Tuesday night in the Los Angeles Lakers close win over the Charlotte Bobcats, Mike D’Antoni made some tweaks to his rotation to accommodate Pau Gasol’s return. Metta World Peace was moved into a reserve role, with Devin Ebanks taking Metta’s customary starting small forward position. D’Antoni then subbed World Peace in for Gasol, with Gasol rotating in to spell Dwight Howard at center. Apparently this is the rotation D’Antoni will be utilizing for the foreseeable future:
“We have to be able to change our team,” said D’Antoni. “For us to have a different team, a different look, Metta has to play the four. If he starts at the three, then once I get him to the four, it’s too many minutes for him. I think Metta will be very productive as a four, and our team will be very productive.
“You have Dwight, you have a 7-footer in there, so we can go small. I think it puts Jodie Meeks out there, it (gives) Kobe more area to operate. Once we get Nash back, we’ll have pick and rolls… there’s a lot of area (there).”
World Peace at the four gives the Lakers a different look and more versatility than plugging Gasol or Jordan Hill there full-time. World Peace may only be 6’7”, but at 250 lbs and with his strength, MWP can more than hold his own against some of the larger power forwards.

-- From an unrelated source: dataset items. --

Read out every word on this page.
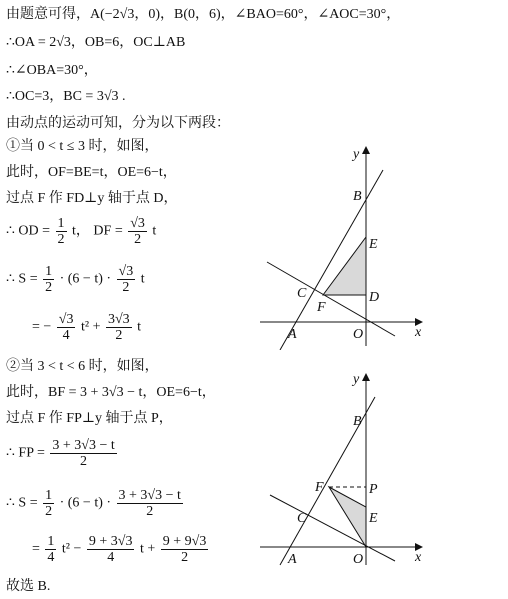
由题意可得，A(−2√3，0)，B(0，6)，∠BAO=60°，∠AOC=30°，
∴OA = 2√3，OB=6，OC⊥AB
∴∠OBA=30°，
∴OC=3，BC = 3√3 .
由动点的运动可知，分为以下两段：
①当 0 < t ≤ 3 时，如图，
此时，OF=BE=t，OE=6−t，
过点 F 作 FD⊥y 轴于点 D，
∴ OD = $\frac{1}{2}$ t， DF = $\frac{√3}{2}$ t
∴ $S = \frac{1}{2} \cdot (6 - t) \cdot \frac{√3}{2}$ t
= − $\frac{√3}{4} t^2 + \frac{3√3}{2}$ t
②当 3 < t < 6 时，如图，
此时，BF = 3 + 3√3 − t，OE=6−t，
过点 F 作 FP⊥y 轴于点 P，
∴ FP = $\frac{3 + 3√3 - t}{2}$
∴ $S = \frac{1}{2} \cdot (6 - t) \cdot \frac{3 + 3√3 - t}{2}$
= $\frac{1}{4} t^2 - \frac{9 + 3√3}{4}$ $t + \frac{9 + 9√3}{2}$
故选 B.
y
x
B
E
C	D
F
A	O
y
x
B
F	P
C	E
A	O
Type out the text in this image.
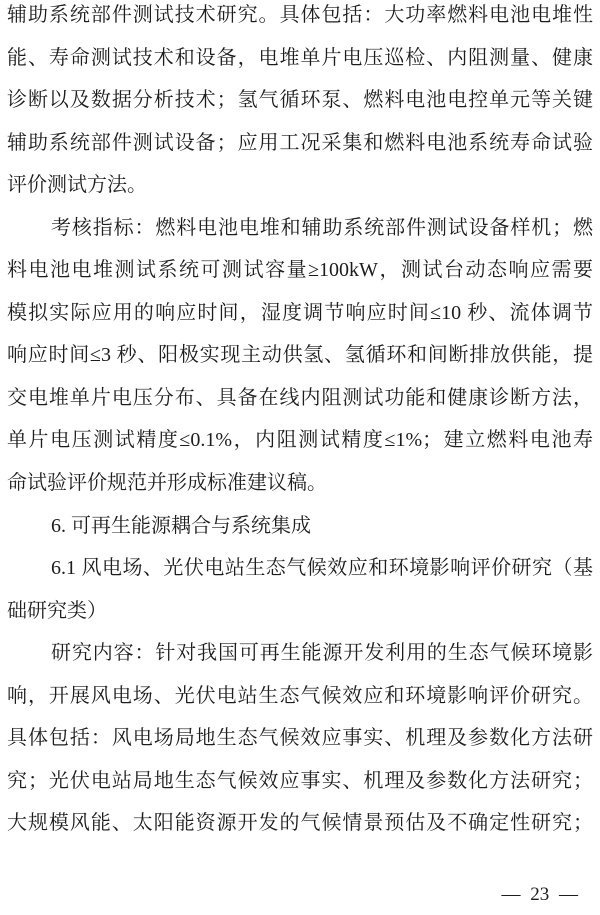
辅助系统部件测试技术研究。具体包括：大功率燃料电池电堆性
能、寿命测试技术和设备，电堆单片电压巡检、内阻测量、健康
诊断以及数据分析技术；氢气循环泵、燃料电池电控单元等关键
辅助系统部件测试设备；应用工况采集和燃料电池系统寿命试验
评价测试方法。
考核指标：燃料电池电堆和辅助系统部件测试设备样机；燃
料电池电堆测试系统可测试容量≥100kW，测试台动态响应需要
模拟实际应用的响应时间，湿度调节响应时间≤10 秒、流体调节
响应时间≤3 秒、阳极实现主动供氢、氢循环和间断排放供能，提
交电堆单片电压分布、具备在线内阻测试功能和健康诊断方法，
单片电压测试精度≤0.1%，内阻测试精度≤1%；建立燃料电池寿
命试验评价规范并形成标准建议稿。
6. 可再生能源耦合与系统集成
6.1 风电场、光伏电站生态气候效应和环境影响评价研究（基
础研究类）
研究内容：针对我国可再生能源开发利用的生态气候环境影
响，开展风电场、光伏电站生态气候效应和环境影响评价研究。
具体包括：风电场局地生态气候效应事实、机理及参数化方法研
究；光伏电站局地生态气候效应事实、机理及参数化方法研究；
大规模风能、太阳能资源开发的气候情景预估及不确定性研究；
— 23 —
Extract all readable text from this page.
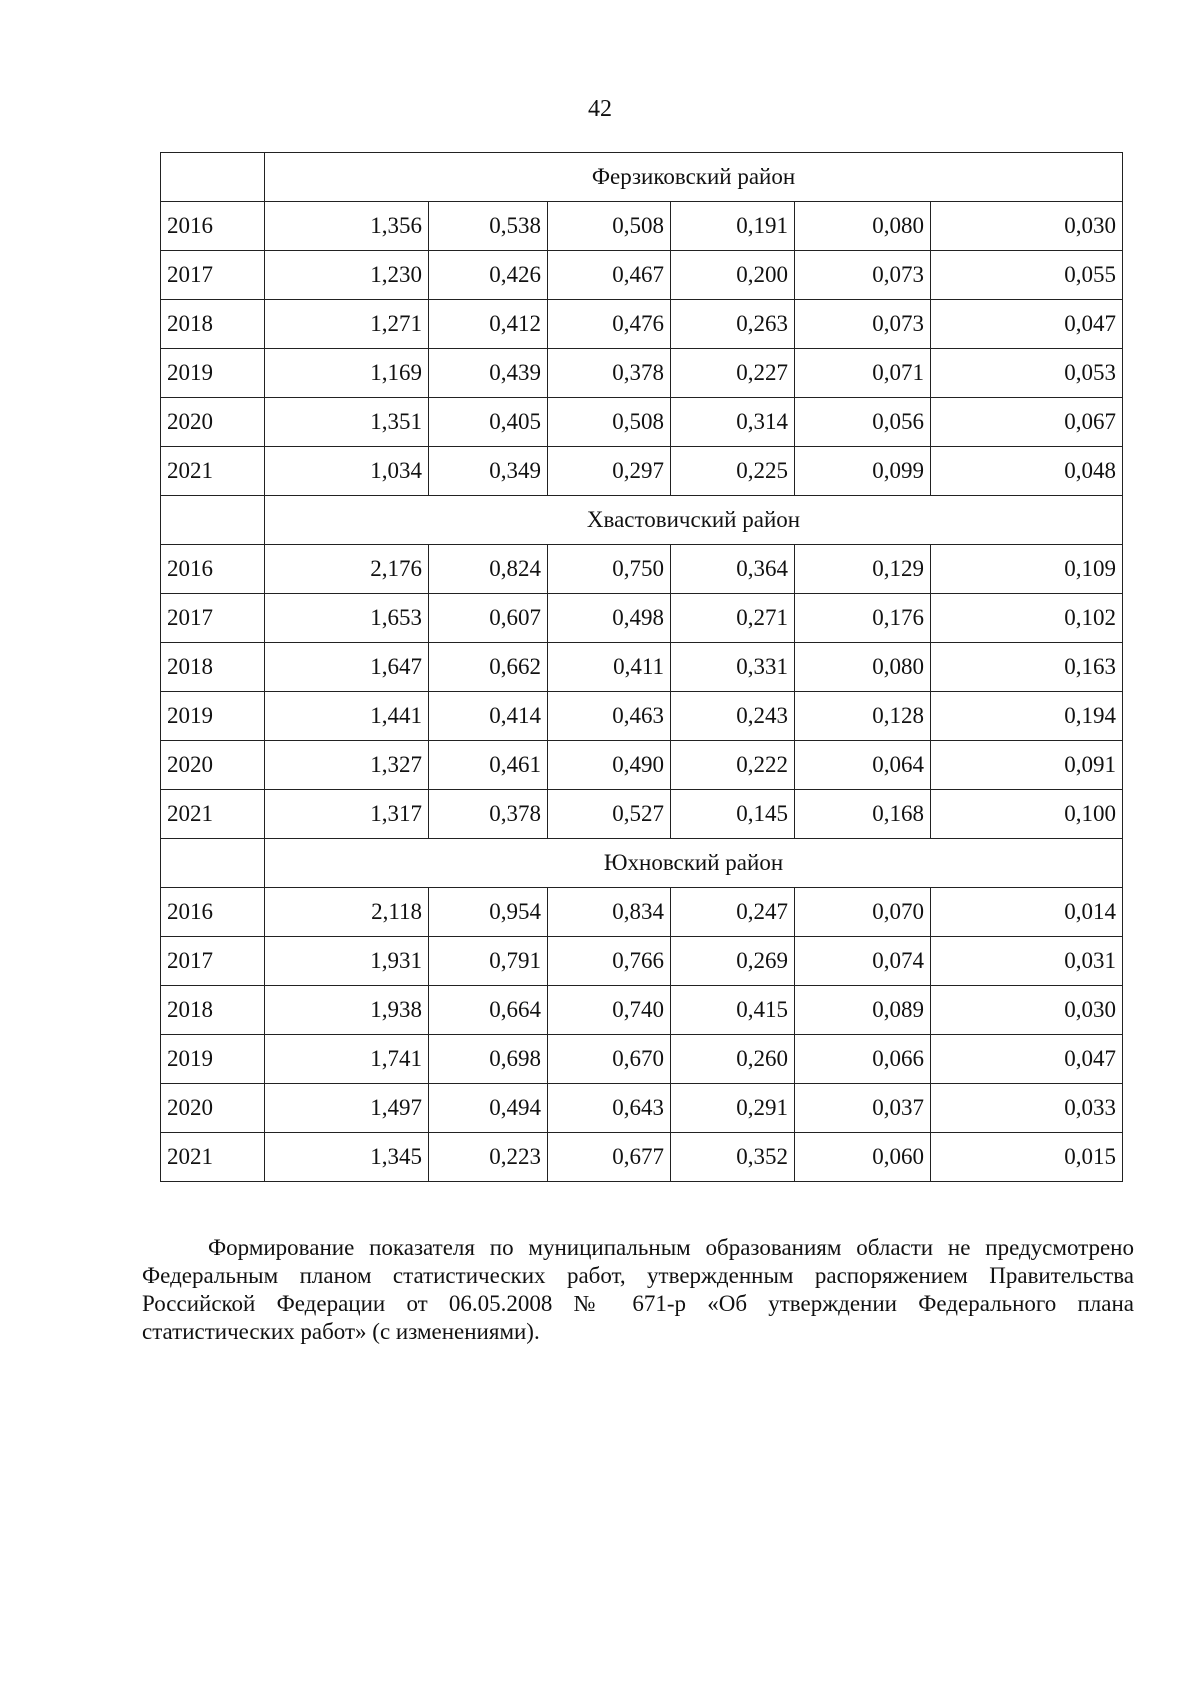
42
	Ферзиковский район					
2016	1,356	0,538	0,508	0,191	0,080	0,030
2017	1,230	0,426	0,467	0,200	0,073	0,055
2018	1,271	0,412	0,476	0,263	0,073	0,047
2019	1,169	0,439	0,378	0,227	0,071	0,053
2020	1,351	0,405	0,508	0,314	0,056	0,067
2021	1,034	0,349	0,297	0,225	0,099	0,048
	Хвастовичский район					
2016	2,176	0,824	0,750	0,364	0,129	0,109
2017	1,653	0,607	0,498	0,271	0,176	0,102
2018	1,647	0,662	0,411	0,331	0,080	0,163
2019	1,441	0,414	0,463	0,243	0,128	0,194
2020	1,327	0,461	0,490	0,222	0,064	0,091
2021	1,317	0,378	0,527	0,145	0,168	0,100
	Юхновский район					
2016	2,118	0,954	0,834	0,247	0,070	0,014
2017	1,931	0,791	0,766	0,269	0,074	0,031
2018	1,938	0,664	0,740	0,415	0,089	0,030
2019	1,741	0,698	0,670	0,260	0,066	0,047
2020	1,497	0,494	0,643	0,291	0,037	0,033
2021	1,345	0,223	0,677	0,352	0,060	0,015

Формирование показателя по муниципальным образованиям области не предусмотрено Федеральным планом статистических работ, утвержденным распоряжением Правительства Российской Федерации от 06.05.2008 № 671-р «Об утверждении Федерального плана статистических работ» (с изменениями).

MWP has also proven to be a consistent threat from three-point land, currently ranking sixth the NBA in three-point shots (57) and shooting .370 from long distance on the season. MWP would be the type of “stretch four” that has thrived in D’Antoni’s system with the Phoenix Suns and New York Knicks, to a lesser extent. World Peace could play a role similar to that of a hybrid Shawn Marion/Boris Diaw mix.
Once Steve Nash returns, this is how the Lakers rotation will look, per Lakers reporter Mike Trudell courtesy of NBA.com:
Starters – Nash, Meeks, Kobe Bryant, Gasol, Dwight Howard
Reserves – Chris Duhon, Darius Morris, World Peace
Antawn Jamison, Jordan Hill and Ebanks appear to be the odd men out in this new rotation, barring any significant injuries or foul trouble.
It may be a little early to shorten the rotation to just eight players, but desperate times call for desperate measures and the Lakers can’t afford to fall any lower in the standings. Generally 50 wins equals a playoff berth in the Western Conference, and the 12-14 Lakers will need to go at least 38-18 over the remaining 56 games to reach the 50-win plateau.
Any change that yields positive results is welcomed for Lakers fans. Moving Metta to the four just might do the trick.